Al eerder schreef ik over 114 definities van circulaire economie die op een hoop zijn gegooid om een soort consensus te bereiken over wat circulaire economie nou precies is. Vette spoiler voor wie die blog nog niet gelezen heeft: er is geen allesomvattende definitie waar iedereen het mee eens is. Alsnog is wel nuttig om te zien waar de discussies over gaan, zodat je zelf een standpunt kunt innemen.
Het onderzoek dat deze blog behandelt beschrijft het ontstaan en de ontwikkeling van het begrip circulaire economie door de jaren heen. Hierdoor krijgen we hopelijk meer begrip over wat circulaire economie is. Het gaat er niet om een allesomvattende waarheid te beschrijven. Deze blog is bedoeld om de discussies te laten zien rondom circulaire economie door de jaren heen. Met deze kennis kun je zelf een standpunt innemen. En niet onbelangrijk: je kunt anderen beter begrijpen.

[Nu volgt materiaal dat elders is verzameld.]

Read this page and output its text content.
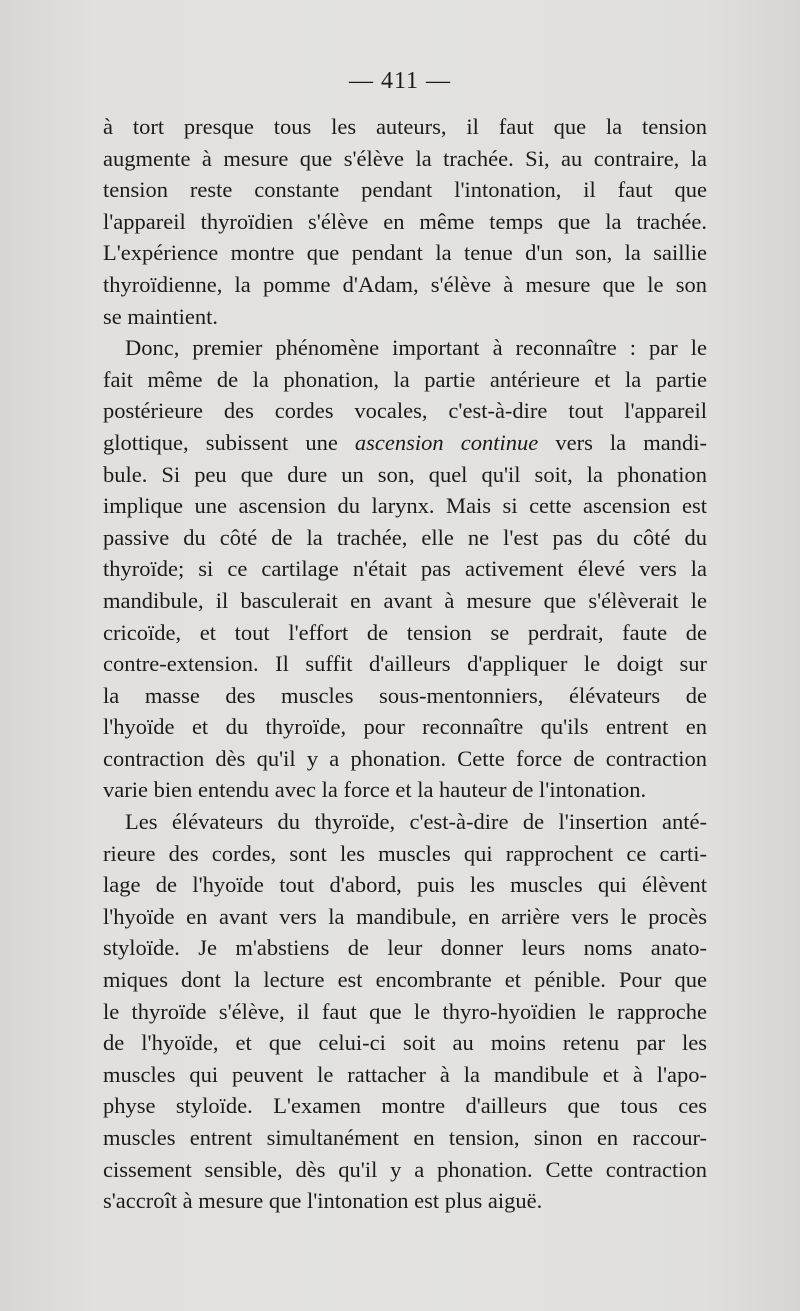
— 411 —
à tort presque tous les auteurs, il faut que la tension
augmente à mesure que s'élève la trachée. Si, au contraire, la
tension reste constante pendant l'intonation, il faut que
l'appareil thyroïdien s'élève en même temps que la trachée.
L'expérience montre que pendant la tenue d'un son, la saillie
thyroïdienne, la pomme d'Adam, s'élève à mesure que le son
se maintient.
Donc, premier phénomène important à reconnaître : par le
fait même de la phonation, la partie antérieure et la partie
postérieure des cordes vocales, c'est-à-dire tout l'appareil
glottique, subissent une ascension continue vers la mandi-
bule. Si peu que dure un son, quel qu'il soit, la phonation
implique une ascension du larynx. Mais si cette ascension est
passive du côté de la trachée, elle ne l'est pas du côté du
thyroïde; si ce cartilage n'était pas activement élevé vers la
mandibule, il basculerait en avant à mesure que s'élèverait le
cricoïde, et tout l'effort de tension se perdrait, faute de
contre-extension. Il suffit d'ailleurs d'appliquer le doigt sur
la masse des muscles sous-mentonniers, élévateurs de
l'hyoïde et du thyroïde, pour reconnaître qu'ils entrent en
contraction dès qu'il y a phonation. Cette force de contraction
varie bien entendu avec la force et la hauteur de l'intonation.
Les élévateurs du thyroïde, c'est-à-dire de l'insertion anté-
rieure des cordes, sont les muscles qui rapprochent ce carti-
lage de l'hyoïde tout d'abord, puis les muscles qui élèvent
l'hyoïde en avant vers la mandibule, en arrière vers le procès
styloïde. Je m'abstiens de leur donner leurs noms anato-
miques dont la lecture est encombrante et pénible. Pour que
le thyroïde s'élève, il faut que le thyro-hyoïdien le rapproche
de l'hyoïde, et que celui-ci soit au moins retenu par les
muscles qui peuvent le rattacher à la mandibule et à l'apo-
physe styloïde. L'examen montre d'ailleurs que tous ces
muscles entrent simultanément en tension, sinon en raccour-
cissement sensible, dès qu'il y a phonation. Cette contraction
s'accroît à mesure que l'intonation est plus aiguë.
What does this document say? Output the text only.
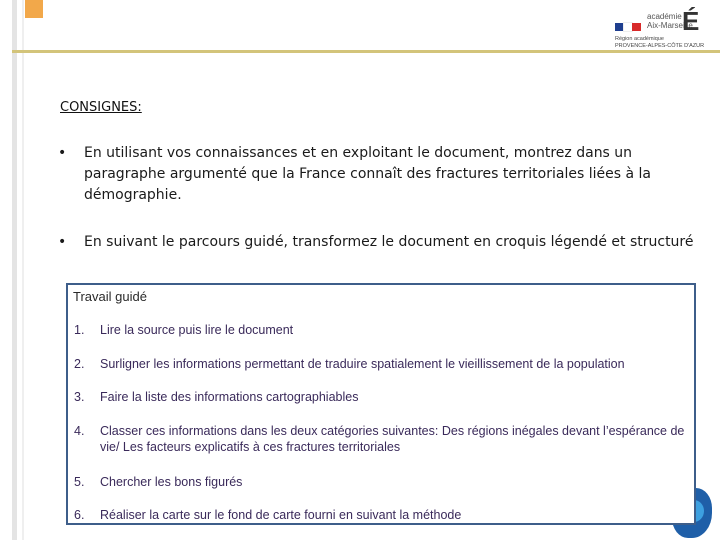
académie
Aix-Marseille
É
Région académique
PROVENCE-ALPES-CÔTE D'AZUR
CONSIGNES:
• En utilisant vos connaissances et en exploitant le document, montrez dans un paragraphe argumenté que la France connaît des fractures territoriales liées à la démographie.
• En suivant le parcours guidé, transformez le document en croquis légendé et structuré
Travail guidé
1.	Lire la source puis lire le document
2.	Surligner les informations permettant de traduire spatialement le vieillissement de la population
3.	Faire la liste des informations cartographiables
4.	Classer ces informations dans les deux catégories suivantes: Des régions inégales devant l’espérance de vie/ Les facteurs explicatifs à ces fractures territoriales
5.	Chercher les bons figurés
6.	Réaliser la carte sur le fond de carte fourni en suivant la méthode
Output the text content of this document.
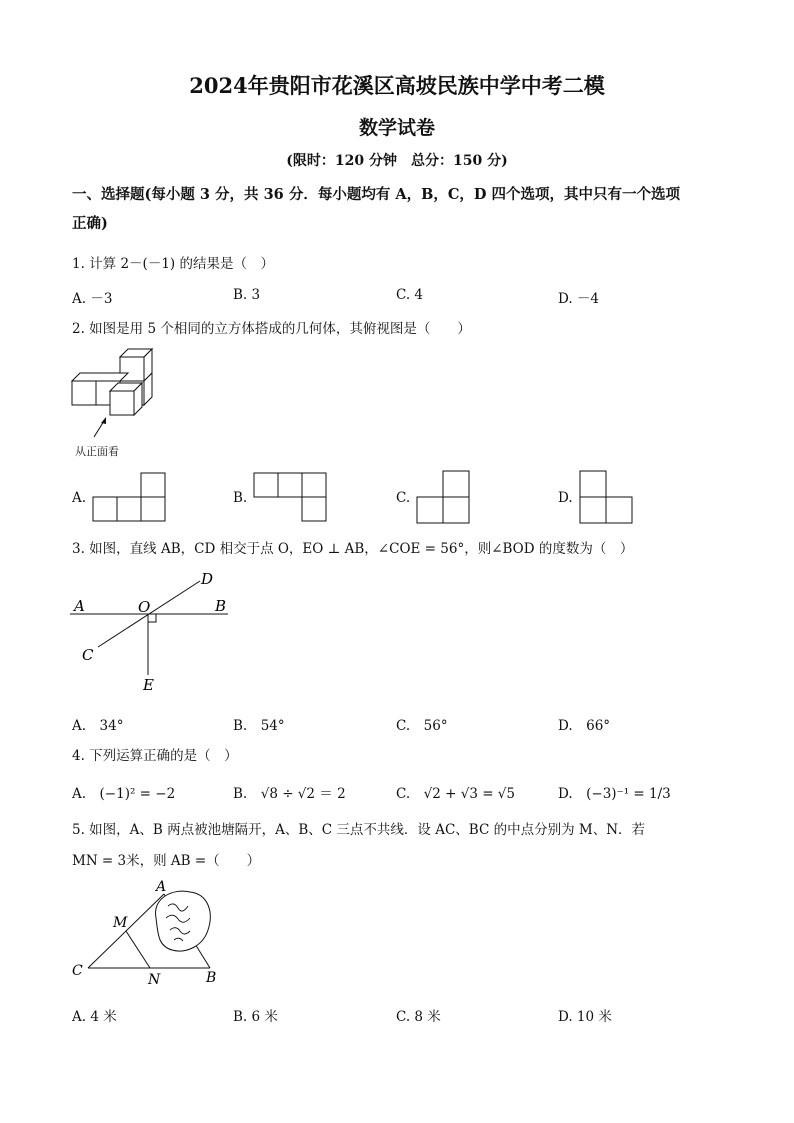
2024年贵阳市花溪区高坡民族中学中考二模
数学试卷
(限时：120 分钟　总分：150 分)
一、选择题(每小题 3 分，共 36 分．每小题均有 A，B，C，D 四个选项，其中只有一个选项
正确)
1. 计算 2－(－1) 的结果是（　）
A. －3	B. 3	C. 4	D. －4
2. 如图是用 5 个相同的立方体搭成的几何体，其俯视图是（　　）
从正面看
A.	B.	C.	D.
3. 如图，直线 AB，CD 相交于点 O，EO ⊥ AB，∠COE = 56°，则∠BOD 的度数为（　）
A	O	B
C
D
E
A.　34°	B.　54°	C.　56°	D.　66°
4. 下列运算正确的是（　）
A.　(−1)² = −2	B.　√8 ÷ √2 ＝ 2	C.　√2 + √3 = √5	D.　(−3)⁻¹ = 1/3
5. 如图，A、B 两点被池塘隔开，A、B、C 三点不共线．设 AC、BC 的中点分别为 M、N．若
MN = 3米，则 AB =（　　）
A
M
C
N	B
A. 4 米	B. 6 米	C. 8 米	D. 10 米
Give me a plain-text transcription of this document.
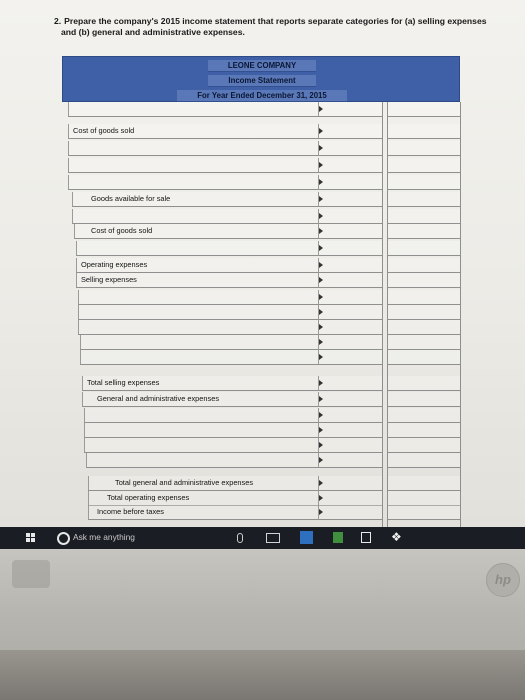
2. Prepare the company's 2015 income statement that reports separate categories for (a) selling expenses
and (b) general and administrative expenses.
LEONE COMPANY
Income Statement
For Year Ended December 31, 2015
Cost of goods sold
Goods available for sale
Cost of goods sold
Operating expenses
Selling expenses
Total selling expenses
General and administrative expenses
Total general and administrative expenses
Total operating expenses
Income before taxes
Ask me anything	❖
hp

Het onderzoek waar deze blog over gaat is niet specifiek op de bouw gericht, maar ik denk dat mensen in de bouwsector er alsnog van kunnen leren.
1960–1985: Aanloopperiode
In deze periode gaat het debat vooral over het vervuilende effect van afval. Er waren twee belangrijke pijlers in het denken over afval en materiaalgebruik.
Ten eerste werden er boeken uitgebracht zoals Closed Spaceship Economy van Boulding (1966) en Operating Manual for Spaceship Earth van Buckminster Fuller (1969). Er was groot bewustzijn dat de aarde uiteindelijk een gesloten systeem is en dat we dus zorgvuldig met bronnen en afval om moeten gaan.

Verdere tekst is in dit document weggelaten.